First Data Corporation, a global leader in electronic commerce and payment processing, released its First Data SpendTrendanalysis for the full month of February 2013, compared to February 2012.

SpendTrend tracks same-store consumer spending by credit, signature debit, PIN debit, EBT, closed-loop prepaid cards, and checks at U.S. merchant locations.

Dollar volume growth slowed to 4.6 percent year-over-year compared to January’s growth of 6.2 percent.

A combination of factors such as higher payroll taxes, a delay in federal tax refunds, and high gasoline prices restrained spending and forced shoppers to reassess their spending budgets.

Major winter storms across much of the country and the unseasonably cold weather throughout the South also weighed on shopper foot traffic. Transaction growth slipped to 3.5 percent in February, compared to 5.3 percent last month.

Retail dollar volume growth fell significantly in February to 2.5 percent, compared to January’s growth of 5.7 percent as consumers tightened their discretionary spending budgets. This marked the slowest growth in the past 12 months.

Most retail sub-categories posted slower dollar volume growth. Additionally, retail transaction growth of 0.4 percent marked the slowest growth over the past year and was a substantial slowdown from January’s growth of 2.7 percent.

Overall average ticket growth of 1 percent in February was in line with last month’s growth of 0.9 percent.

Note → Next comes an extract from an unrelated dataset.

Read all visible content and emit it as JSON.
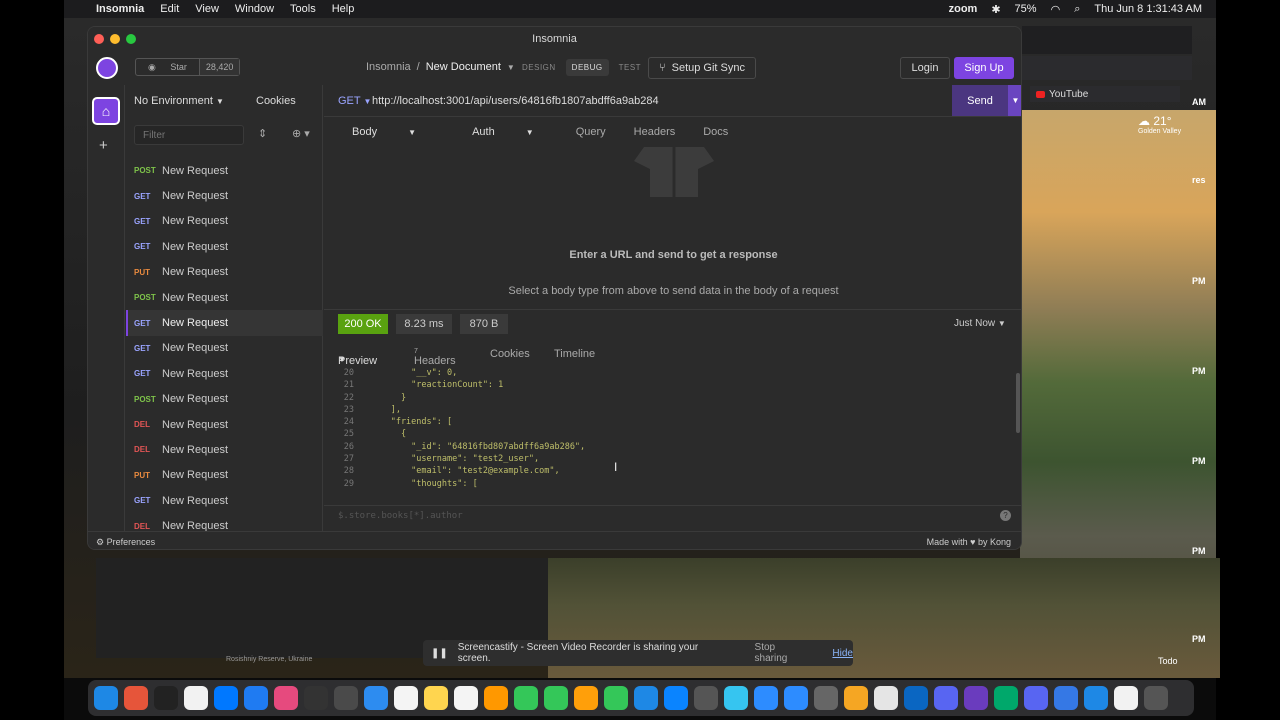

However, retail average ticket growth of 2.1 percent was down from January’s growth of 2.8 percent as shoppers pulled back spending on higher-priced discretionary items.

Most retail subcategories experienced slower average ticket growth compared to last month.

“The combination of elevated taxes, federal tax refund delays, adverse weather, and higher gasoline prices clearly curbed shoppers’ ability and willingness to shop in February,” says Rikard Bandebo, vice president and economist, First Data.

“The fact that the personal savings rate significantly declined in January and consumers shifted more spending onto credit cards could be a sign that consumers may be overstretched,” he adds. “However, there are many other factors that could impact spending going forward, including an improving labor market, steadily rising home values, healthy gains in the equity markets, and the federal budget sequestration.”